Things often don’t go as planned. I wanted to have a blog to encourage people. To comfort and challenge them spiritually during this uncertain time. The plan was simple, write new posts, and use excerpts from old material. By doing it this way, I could push out a lot of content that had been researched without driving myself into the ground. Instead, I noticed something else. In past lesson manuscripts, I found names of students, specific illustrations or examples of what happened that week or locations that were familiar to students. It was so highly contextualized that it needed to be stripped down to the bare essentials, then – if there is time – add new, more generic, examples. I can’t stand generic examples!
Writing Lessons and Sermons With People in Mind
I write lesson manuscripts with specific people in mind. I write sermons with specific people in mind. They are the people that God has called me to love and pour my life out for. Because of that, it is pretty difficult to simply reuse old material without spending time reflecting on who I had in mind or why this tone was necessary for this particular part. Don’t misunderstand and think that I don’t first do the exegetical homework and seek to understand the passage well.

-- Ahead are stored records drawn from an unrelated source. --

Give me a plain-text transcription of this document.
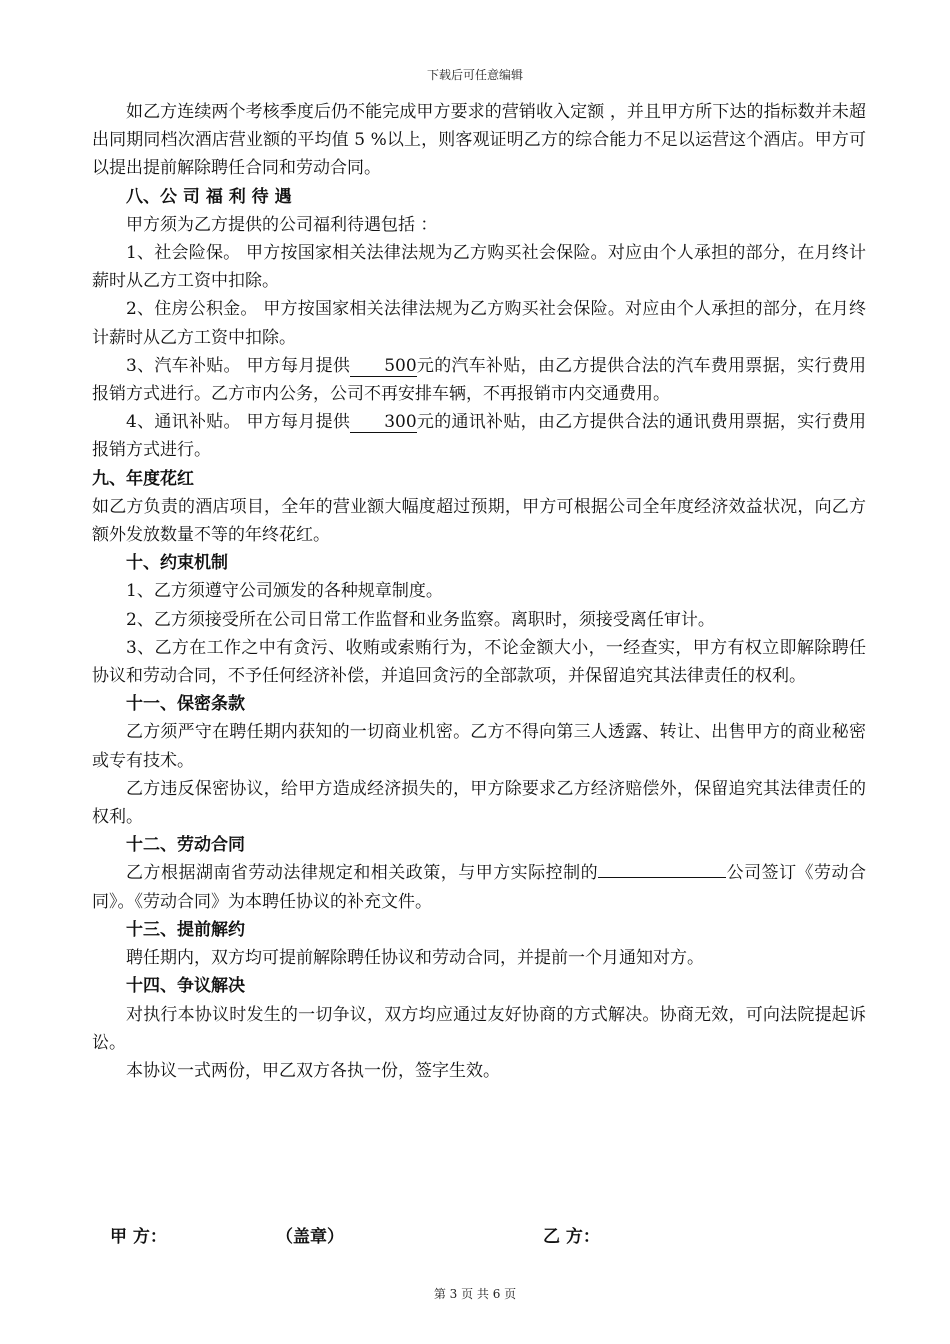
下载后可任意编辑

如乙方连续两个考核季度后仍不能完成甲方要求的营销收入定额 ，并且甲方所下达的指标数并未超出同期同档次酒店营业额的平均值 5 %以上，则客观证明乙方的综合能力不足以运营这个酒店。甲方可以提出提前解除聘任合同和劳动合同。

八、公 司 福 利 待 遇

甲方须为乙方提供的公司福利待遇包括 ：

1、社会险保。 甲方按国家相关法律法规为乙方购买社会保险。对应由个人承担的部分，在月终计薪时从乙方工资中扣除。

2、住房公积金。 甲方按国家相关法律法规为乙方购买社会保险。对应由个人承担的部分，在月终计薪时从乙方工资中扣除。

3、汽车补贴。 甲方每月提供500元的汽车补贴，由乙方提供合法的汽车费用票据，实行费用报销方式进行。乙方市内公务，公司不再安排车辆，不再报销市内交通费用。

4、通讯补贴。 甲方每月提供300元的通讯补贴，由乙方提供合法的通讯费用票据，实行费用报销方式进行。

九、年度花红

如乙方负责的酒店项目，全年的营业额大幅度超过预期，甲方可根据公司全年度经济效益状况，向乙方额外发放数量不等的年终花红。

十、约束机制

1、乙方须遵守公司颁发的各种规章制度。

2、乙方须接受所在公司日常工作监督和业务监察。离职时，须接受离任审计。

3、乙方在工作之中有贪污、收贿或索贿行为，不论金额大小，一经查实，甲方有权立即解除聘任协议和劳动合同，不予任何经济补偿，并追回贪污的全部款项，并保留追究其法律责任的权利。

十一、保密条款

乙方须严守在聘任期内获知的一切商业机密。乙方不得向第三人透露、转让、出售甲方的商业秘密或专有技术。

乙方违反保密协议，给甲方造成经济损失的，甲方除要求乙方经济赔偿外，保留追究其法律责任的权利。

十二、劳动合同

乙方根据湖南省劳动法律规定和相关政策，与甲方实际控制的	公司签订《劳动合同》。《劳动合同》为本聘任协议的补充文件。

十三、提前解约

聘任期内，双方均可提前解除聘任协议和劳动合同，并提前一个月通知对方。

十四、争议解决

对执行本协议时发生的一切争议，双方均应通过友好协商的方式解决。协商无效，可向法院提起诉讼。

本协议一式两份，甲乙双方各执一份，签字生效。

甲 方：	（盖章）	乙 方：
第 3 页 共 6 页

But, I also aim to understand the students or people that I am speaking to. I want to know their joys and hurts. I want to know what they get excited about and what terrifies them. This helps to bring God’s Word to them. It helps anticipate ways that it might be misunderstood. It helps guide the tone and emphasis – if not explicit in the text itself. Everything is written and done for those that God has called me to shepherd.
Today, amid the Corona Virus, church streams are popping up all over the place. On the one hand, this is to be celebrated. We should long to see God’s Word go forth even in these times. Yet, there is also the disconnect. Pastors unable to see their people as they speak; online “visitors” are unknown and unable to be loved and connected with through the screen. This is hard. The beauty of context is being stripped away by the stream and lack of presence. Let us pray and long for when local churches can be together again. Nothing replaces it.
Local Church Streaming
Even with the disconnect, your local church desires your good. Your pastor(s) are praying for you; they are writing sermons, putting things together, for your good. It is easy to decontextualize and lose the beauty of that normally. Even more so in a day when everyone seems to have turned into a TV preacher overnight. It might be a temptation to see your pastor as just another face on a screen. One option among many. Don’t fall for that trap. Be edified by the great content out there, but don’t neglect sitting at the meal prepared for you this week. Pray for your pastor today; we need it. Also, know your pastor(s) are praying regularly for you.